I can't say with certainty the exact date and time when it happened. But happen it did - maybe because of me or maybe in spite  of me. It was the point at which my children in addition to being my children, became my friends as well. And it wasn't just an "either / or"  becoming. It wasn't that they became my friends some times, then reverted to being my children at other times when they weren't being my friends (clearly, once my children always my children). It was rather a new realm of relationship we embarked on together: from them being my children (only) ... to being my friends also. It was the emergence of the new distinction "friends" which could then co-exist along with our being family ie the emergence of my children as my friends - in addition to our being family. And look, don't misundertake me (you should get yourself totally clear about this): sometimes children don't want  to play at being friends. It's their way of asserting ie their push-back. If they're assertive, support them no matter what. They're not negating your input. They're just testing its boundaries.

Sometimes the distinction "friends" isn't always present for our children.
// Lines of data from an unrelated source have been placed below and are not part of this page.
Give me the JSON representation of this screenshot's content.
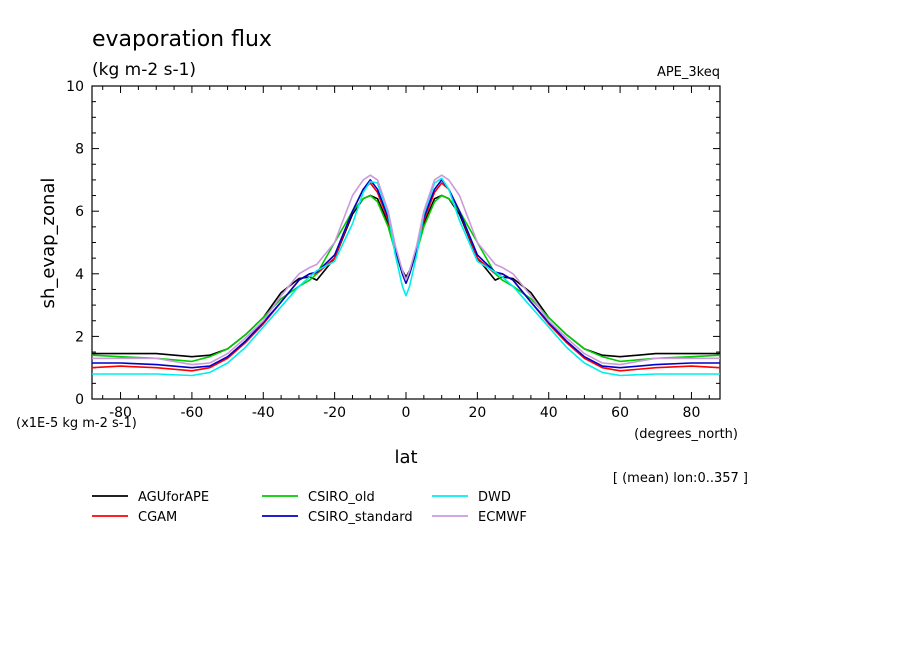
{
  "chart_data": {
    "type": "line",
    "title": "evaporation flux",
    "subtitle": "(kg m-2 s-1)",
    "experiment": "APE_3keq",
    "ylabel": "sh_evap_zonal",
    "yunits": "(x1E-5 kg m-2 s-1)",
    "xlabel": "lat",
    "xunits": "(degrees_north)",
    "note": "[ (mean) lon:0..357 ]",
    "xlim": [
      -88,
      88
    ],
    "ylim": [
      0,
      10
    ],
    "x_ticks": [
      -80,
      -60,
      -40,
      -20,
      0,
      20,
      40,
      60,
      80
    ],
    "x_tick_labels": [
      "-80",
      "-60",
      "-40",
      "-20",
      "0",
      "20",
      "40",
      "60",
      "80"
    ],
    "y_ticks": [
      0,
      2,
      4,
      6,
      8,
      10
    ],
    "y_tick_labels": [
      "0",
      "2",
      "4",
      "6",
      "8",
      "10"
    ],
    "legend_position": "below",
    "x": [
      -88,
      -80,
      -70,
      -60,
      -55,
      -50,
      -45,
      -40,
      -35,
      -30,
      -27,
      -25,
      -20,
      -15,
      -12,
      -10,
      -8,
      -5,
      -3,
      -1,
      0,
      1,
      3,
      5,
      8,
      10,
      12,
      15,
      20,
      25,
      27,
      30,
      35,
      40,
      45,
      50,
      55,
      60,
      70,
      80,
      88
    ],
    "series": [
      {
        "name": "AGUforAPE",
        "color": "#000000",
        "values": [
          1.45,
          1.45,
          1.45,
          1.35,
          1.4,
          1.6,
          2.05,
          2.6,
          3.4,
          3.85,
          3.9,
          3.8,
          4.5,
          5.9,
          6.4,
          6.5,
          6.4,
          5.6,
          4.8,
          4.1,
          3.9,
          4.1,
          4.8,
          5.6,
          6.4,
          6.5,
          6.4,
          5.9,
          4.5,
          3.8,
          3.9,
          3.85,
          3.4,
          2.6,
          2.05,
          1.6,
          1.4,
          1.35,
          1.45,
          1.45,
          1.45
        ]
      },
      {
        "name": "CGAM",
        "color": "#ff0000",
        "values": [
          1.0,
          1.05,
          1.0,
          0.9,
          1.0,
          1.3,
          1.8,
          2.4,
          3.1,
          3.8,
          4.0,
          4.0,
          4.5,
          6.0,
          6.7,
          6.9,
          6.6,
          5.7,
          4.8,
          4.0,
          3.8,
          4.0,
          4.8,
          5.7,
          6.6,
          6.9,
          6.7,
          6.0,
          4.5,
          4.0,
          4.0,
          3.8,
          3.1,
          2.4,
          1.8,
          1.3,
          1.0,
          0.9,
          1.0,
          1.05,
          1.0
        ]
      },
      {
        "name": "CSIRO_old",
        "color": "#00cc00",
        "values": [
          1.4,
          1.35,
          1.3,
          1.2,
          1.35,
          1.6,
          2.05,
          2.6,
          3.2,
          3.6,
          3.8,
          4.0,
          5.0,
          6.0,
          6.4,
          6.5,
          6.3,
          5.5,
          4.7,
          4.0,
          3.7,
          4.0,
          4.7,
          5.5,
          6.3,
          6.5,
          6.4,
          6.0,
          5.0,
          4.0,
          3.8,
          3.6,
          3.2,
          2.6,
          2.05,
          1.6,
          1.35,
          1.2,
          1.3,
          1.35,
          1.4
        ]
      },
      {
        "name": "CSIRO_standard",
        "color": "#0000cc",
        "values": [
          1.15,
          1.15,
          1.1,
          1.0,
          1.05,
          1.35,
          1.85,
          2.45,
          3.1,
          3.8,
          4.0,
          4.05,
          4.6,
          6.0,
          6.7,
          7.0,
          6.7,
          5.8,
          4.8,
          4.0,
          3.7,
          4.0,
          4.8,
          5.8,
          6.7,
          7.0,
          6.7,
          6.0,
          4.6,
          4.05,
          4.0,
          3.8,
          3.1,
          2.45,
          1.85,
          1.35,
          1.05,
          1.0,
          1.1,
          1.15,
          1.15
        ]
      },
      {
        "name": "DWD",
        "color": "#00eeee",
        "values": [
          0.8,
          0.8,
          0.8,
          0.75,
          0.85,
          1.15,
          1.65,
          2.3,
          2.95,
          3.6,
          3.9,
          4.1,
          4.4,
          5.6,
          6.6,
          6.95,
          6.9,
          5.9,
          4.6,
          3.6,
          3.3,
          3.6,
          4.6,
          5.9,
          6.9,
          7.05,
          6.7,
          5.7,
          4.4,
          4.05,
          3.9,
          3.6,
          2.95,
          2.3,
          1.65,
          1.15,
          0.85,
          0.75,
          0.8,
          0.8,
          0.8
        ]
      },
      {
        "name": "ECMWF",
        "color": "#cc99dd",
        "values": [
          1.3,
          1.3,
          1.3,
          1.1,
          1.15,
          1.45,
          1.95,
          2.5,
          3.3,
          4.0,
          4.2,
          4.3,
          5.0,
          6.5,
          7.0,
          7.15,
          7.0,
          6.0,
          4.9,
          4.1,
          3.8,
          4.1,
          4.9,
          6.0,
          7.0,
          7.15,
          7.0,
          6.5,
          5.0,
          4.3,
          4.2,
          4.0,
          3.3,
          2.5,
          1.95,
          1.45,
          1.15,
          1.1,
          1.3,
          1.3,
          1.3
        ]
      }
    ]
  }
}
So as a distinction, it needs to be re-invented from time to time. Otherwise it fades into the background (at least temporarily). Just like the adult distinction "friends" fades into the background from time to time (and mostly comes back, like re-igniting embers of a campfire), so does the distinction "friends" ... who are also / just happen to be my children. The fact is that almost always, children don't forge friendships with their family in quite the same way as they might forge friendships with other children, or in quite the same way as adults forge new friendships with other adults. Children are more interested in forging the path to adulthood ie in growing up  through family as a vehicle. For children, being recognized as friends by their parents, is a checkpoint  in growing up ie in learning that they're worthy of respect and trust. It's never a requirement.
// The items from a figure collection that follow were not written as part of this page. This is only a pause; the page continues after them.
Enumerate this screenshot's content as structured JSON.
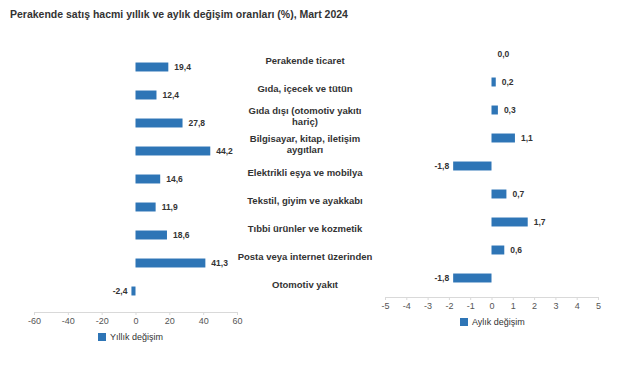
{
  "chart_data": [
    {
      "type": "bar",
      "title": "Perakende satış hacmi yıllık ve aylık değişim oranları (%), Mart 2024",
      "orientation": "horizontal",
      "categories": [
        "Perakende ticaret",
        "Gıda, içecek ve tütün",
        "Gıda dışı (otomotiv yakıtı\nhariç)",
        "Bilgisayar, kitap, iletişim\naygıtları",
        "Elektrikli eşya ve mobilya",
        "Tekstil, giyim ve ayakkabı",
        "Tıbbi ürünler ve kozmetik",
        "Posta veya internet üzerinden",
        "Otomotiv yakıt"
      ],
      "series": [
        {
          "name": "Yıllık değişim",
          "color": "#2e75b6",
          "values": [
            19.4,
            12.4,
            27.8,
            44.2,
            14.6,
            11.9,
            18.6,
            41.3,
            -2.4
          ],
          "value_labels": [
            "19,4",
            "12,4",
            "27,8",
            "44,2",
            "14,6",
            "11,9",
            "18,6",
            "41,3",
            "-2,4"
          ]
        }
      ],
      "xlim": [
        -60,
        60
      ],
      "xticks": [
        -60,
        -40,
        -20,
        0,
        20,
        40,
        60
      ],
      "data_labels": true,
      "legend": "bottom"
    },
    {
      "type": "bar",
      "orientation": "horizontal",
      "series": [
        {
          "name": "Aylık değişim",
          "color": "#2e75b6",
          "values": [
            0.0,
            0.2,
            0.3,
            1.1,
            -1.8,
            0.7,
            1.7,
            0.6,
            -1.8
          ],
          "value_labels": [
            "0,0",
            "0,2",
            "0,3",
            "1,1",
            "-1,8",
            "0,7",
            "1,7",
            "0,6",
            "-1,8"
          ]
        }
      ],
      "xlim": [
        -5,
        5
      ],
      "xticks": [
        -5,
        -4,
        -3,
        -2,
        -1,
        0,
        1,
        2,
        3,
        4,
        5
      ],
      "data_labels": true,
      "legend": "bottom"
    }
  ]
}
When my children first emerged as my friends (and later not  as my friends ... and then as my friends again), it became the primary interface between us when they were (and even when they weren't). I began to realize it was a matter of their  pride and self-sufficiency that I allow them to manage their old childish ways by themselves. Their old childish ways, the ones I had grown to love unconditionally, then became inexorably private for them and somewhat unreachable (appropriately) for me. Instead, they led with their new "friends" suit. At first I was unfamiliar and awkward with following their new lead. Yet they had clearly indicated to me they had reached a new level of Self-expression with which they neither required my assistance nor my guidance. At that time, some adjustment was required by all of us. Life reminded us to allow our lives to turn out the way they turn out, which they invariably do with us / in spite of us. It's life's way of raising children. Don't resist it. People who resist life's way of raising children, have those banged up, bruised looks upon them.

That's how I spent a series of nights at a family home on the shore of a pristine lake in northern Michigan with a best friend of mine ie one of my children. Bundled up against the biting, bracing chill by a roaring log fire he'd built (in a stone firepit he'd also built), we sipped Pabst Blue Ribbon, just shooting the breeze, celebrating our friendship. There's nothing quite like celebrating the passage of time for him from a baby then, to the adroit builder of stone firepits and purveyor of fine brewski now. Jokes flew fast. Some clever, some wicked. But they were not what was noteworthy about those nights at the lake. What was noteworthy was the palpable genesis from family to friendship, from managing a child to him running the show, from being a senior to being an equal.